If AI is programmed to always serve its makers as some are arguing, then it would certainly become true.
> "If an AI had been in Stanislav Petrov’s position — the Soviet officer who prevented a potential nuclear war in 1983 — it would not have refused to launch." Academic, USA
For the record, Petrov made this decision based on a false assumption that the US wouldn't launch just a few missiles, but would instead send a lot, all at once. Except, that one of the US plans was to send a few missiles to destroy critical targets, and then follow it up with a large scale attack.
Petrov himself said that he might've acted differently if he was aware of this possibility. And even then, his initial hestitancy was basically a 50/50 gamble.
An AI would basically do the same thing if asked - just roll a random number, and launch nukes below a threshold, adjust threshold based on some llm evaluation of the situation if needed.
Some quotes that stuck out to me:
"I’ve been working on a scientific project for 6 years... with Claude I was able to accomplish in 5 weeks what took me 6 years. I’m old... I estimate I have another 5 to 10 years and I’ll accomplish everything I want." Academic, Germany
"I live in a war zone... AI can not only give practical advice, but also emotionally calm me down during panic attacks.

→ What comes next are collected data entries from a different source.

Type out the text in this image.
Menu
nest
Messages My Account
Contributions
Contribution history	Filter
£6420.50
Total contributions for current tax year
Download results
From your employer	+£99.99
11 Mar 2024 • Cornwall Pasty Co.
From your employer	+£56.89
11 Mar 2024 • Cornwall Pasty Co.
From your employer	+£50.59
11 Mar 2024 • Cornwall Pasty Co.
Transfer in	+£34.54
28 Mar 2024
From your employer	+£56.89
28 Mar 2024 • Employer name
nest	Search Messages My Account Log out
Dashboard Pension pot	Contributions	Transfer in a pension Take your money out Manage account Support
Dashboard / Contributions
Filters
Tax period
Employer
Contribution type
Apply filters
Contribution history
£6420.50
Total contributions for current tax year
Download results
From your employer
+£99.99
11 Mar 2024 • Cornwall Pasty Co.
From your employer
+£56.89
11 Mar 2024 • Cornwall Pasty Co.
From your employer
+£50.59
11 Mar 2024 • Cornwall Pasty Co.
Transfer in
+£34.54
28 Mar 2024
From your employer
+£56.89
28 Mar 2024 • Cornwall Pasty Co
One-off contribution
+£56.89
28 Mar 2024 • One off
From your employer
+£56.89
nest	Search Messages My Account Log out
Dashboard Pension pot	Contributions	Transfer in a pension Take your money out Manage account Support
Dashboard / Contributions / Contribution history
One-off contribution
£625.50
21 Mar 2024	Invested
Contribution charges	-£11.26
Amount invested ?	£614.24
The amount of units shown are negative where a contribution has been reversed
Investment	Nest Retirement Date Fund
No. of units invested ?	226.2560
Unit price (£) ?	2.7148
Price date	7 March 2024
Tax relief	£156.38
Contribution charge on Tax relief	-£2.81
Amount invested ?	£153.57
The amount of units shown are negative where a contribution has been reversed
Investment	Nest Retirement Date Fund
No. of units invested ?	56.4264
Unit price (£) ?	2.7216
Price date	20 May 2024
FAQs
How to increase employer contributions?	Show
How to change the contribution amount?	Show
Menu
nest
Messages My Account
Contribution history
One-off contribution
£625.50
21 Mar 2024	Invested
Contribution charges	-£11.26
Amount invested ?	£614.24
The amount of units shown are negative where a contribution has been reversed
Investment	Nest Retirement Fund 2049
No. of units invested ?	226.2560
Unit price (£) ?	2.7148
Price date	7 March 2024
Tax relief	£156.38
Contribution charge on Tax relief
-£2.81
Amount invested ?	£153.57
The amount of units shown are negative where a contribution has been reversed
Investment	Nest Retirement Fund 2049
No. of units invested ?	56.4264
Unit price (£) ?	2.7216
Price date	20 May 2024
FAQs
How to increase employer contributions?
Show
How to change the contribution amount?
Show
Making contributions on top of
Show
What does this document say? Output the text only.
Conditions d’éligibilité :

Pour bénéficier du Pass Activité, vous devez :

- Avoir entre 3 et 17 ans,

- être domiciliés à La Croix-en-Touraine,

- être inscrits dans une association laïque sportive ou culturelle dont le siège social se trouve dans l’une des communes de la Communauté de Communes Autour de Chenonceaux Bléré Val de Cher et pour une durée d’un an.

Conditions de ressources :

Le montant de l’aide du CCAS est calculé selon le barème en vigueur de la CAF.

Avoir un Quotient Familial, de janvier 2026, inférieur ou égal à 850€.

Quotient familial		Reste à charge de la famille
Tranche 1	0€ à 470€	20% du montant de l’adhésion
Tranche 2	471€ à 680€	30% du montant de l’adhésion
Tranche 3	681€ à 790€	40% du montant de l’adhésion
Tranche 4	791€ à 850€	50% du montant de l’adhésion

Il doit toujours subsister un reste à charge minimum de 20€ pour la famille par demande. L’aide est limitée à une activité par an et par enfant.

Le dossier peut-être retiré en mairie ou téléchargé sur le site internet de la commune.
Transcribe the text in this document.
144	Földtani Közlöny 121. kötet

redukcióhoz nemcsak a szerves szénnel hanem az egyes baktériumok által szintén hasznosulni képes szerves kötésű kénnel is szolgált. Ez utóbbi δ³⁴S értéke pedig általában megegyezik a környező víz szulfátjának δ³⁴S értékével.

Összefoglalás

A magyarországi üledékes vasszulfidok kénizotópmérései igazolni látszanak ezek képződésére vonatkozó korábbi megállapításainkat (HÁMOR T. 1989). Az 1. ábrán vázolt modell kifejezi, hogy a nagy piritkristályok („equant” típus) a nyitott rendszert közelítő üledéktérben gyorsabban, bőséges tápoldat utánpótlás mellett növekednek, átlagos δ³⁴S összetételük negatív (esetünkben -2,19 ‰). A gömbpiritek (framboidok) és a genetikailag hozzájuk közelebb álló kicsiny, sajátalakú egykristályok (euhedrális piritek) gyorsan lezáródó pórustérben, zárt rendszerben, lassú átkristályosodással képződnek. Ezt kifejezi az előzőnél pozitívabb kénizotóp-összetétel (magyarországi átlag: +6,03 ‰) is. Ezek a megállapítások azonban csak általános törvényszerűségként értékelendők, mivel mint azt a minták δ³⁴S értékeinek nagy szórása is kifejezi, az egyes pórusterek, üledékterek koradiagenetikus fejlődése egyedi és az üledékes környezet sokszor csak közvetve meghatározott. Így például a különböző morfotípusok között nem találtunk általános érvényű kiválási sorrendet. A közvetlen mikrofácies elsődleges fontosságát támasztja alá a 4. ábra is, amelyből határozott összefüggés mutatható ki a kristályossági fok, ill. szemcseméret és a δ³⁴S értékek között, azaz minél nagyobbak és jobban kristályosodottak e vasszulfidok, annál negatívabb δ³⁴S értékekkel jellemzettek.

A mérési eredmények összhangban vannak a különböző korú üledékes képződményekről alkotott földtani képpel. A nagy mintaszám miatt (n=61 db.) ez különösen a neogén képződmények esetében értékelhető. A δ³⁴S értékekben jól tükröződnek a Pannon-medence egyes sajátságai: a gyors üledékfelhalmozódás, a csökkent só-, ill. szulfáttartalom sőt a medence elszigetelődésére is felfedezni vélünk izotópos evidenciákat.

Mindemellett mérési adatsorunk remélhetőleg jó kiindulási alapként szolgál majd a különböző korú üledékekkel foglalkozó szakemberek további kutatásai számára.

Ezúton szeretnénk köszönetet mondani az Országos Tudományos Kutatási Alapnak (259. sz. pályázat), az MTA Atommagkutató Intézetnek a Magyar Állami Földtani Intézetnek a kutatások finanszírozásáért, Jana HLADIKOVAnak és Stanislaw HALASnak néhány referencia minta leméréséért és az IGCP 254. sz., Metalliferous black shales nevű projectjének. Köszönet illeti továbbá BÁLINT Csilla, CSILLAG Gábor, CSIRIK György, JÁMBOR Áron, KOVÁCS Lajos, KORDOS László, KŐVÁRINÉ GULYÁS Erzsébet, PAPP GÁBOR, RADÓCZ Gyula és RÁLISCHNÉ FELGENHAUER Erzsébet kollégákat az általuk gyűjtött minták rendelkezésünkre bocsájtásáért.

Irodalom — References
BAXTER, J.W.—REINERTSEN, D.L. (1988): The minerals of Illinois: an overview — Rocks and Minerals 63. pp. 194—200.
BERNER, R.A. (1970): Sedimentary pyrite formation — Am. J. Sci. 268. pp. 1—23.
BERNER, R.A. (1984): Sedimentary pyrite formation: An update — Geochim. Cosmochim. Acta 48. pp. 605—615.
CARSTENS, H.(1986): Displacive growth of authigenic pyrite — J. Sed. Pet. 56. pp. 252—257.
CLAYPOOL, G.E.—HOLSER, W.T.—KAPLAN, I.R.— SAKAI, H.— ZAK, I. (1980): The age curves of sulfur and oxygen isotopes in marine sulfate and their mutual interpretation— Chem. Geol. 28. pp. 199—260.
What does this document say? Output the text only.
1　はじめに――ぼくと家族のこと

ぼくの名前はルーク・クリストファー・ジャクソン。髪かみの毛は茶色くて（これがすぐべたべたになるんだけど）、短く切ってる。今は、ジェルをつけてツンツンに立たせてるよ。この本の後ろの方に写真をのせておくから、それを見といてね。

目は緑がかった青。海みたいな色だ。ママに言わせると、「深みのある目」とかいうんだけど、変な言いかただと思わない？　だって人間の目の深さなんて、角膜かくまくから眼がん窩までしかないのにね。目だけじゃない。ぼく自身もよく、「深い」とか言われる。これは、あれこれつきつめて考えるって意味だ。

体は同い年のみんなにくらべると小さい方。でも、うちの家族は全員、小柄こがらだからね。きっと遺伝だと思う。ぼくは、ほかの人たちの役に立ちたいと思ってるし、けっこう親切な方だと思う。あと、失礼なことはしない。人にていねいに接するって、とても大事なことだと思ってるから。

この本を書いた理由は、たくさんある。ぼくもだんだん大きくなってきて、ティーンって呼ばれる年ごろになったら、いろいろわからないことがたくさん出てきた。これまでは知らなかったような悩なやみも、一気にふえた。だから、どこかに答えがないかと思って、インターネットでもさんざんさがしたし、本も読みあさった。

It can calm someone during a missile attack in one chat, and laugh with me about something silly in another. That’s what makes it not fragmented into a therapist/teacher/friend, but something whole." Ukraine
"If an AI had been in Stanislav Petrov’s position — the Soviet officer who prevented a potential nuclear war in 1983 — it would not have refused to launch." Academic, USA
"The humans in my life were telling me it was psychological. An AI chatbot was the only one who really listened and took me seriously — it pushed me to ask for specific tests... which came back 6 times higher than its supposed to be."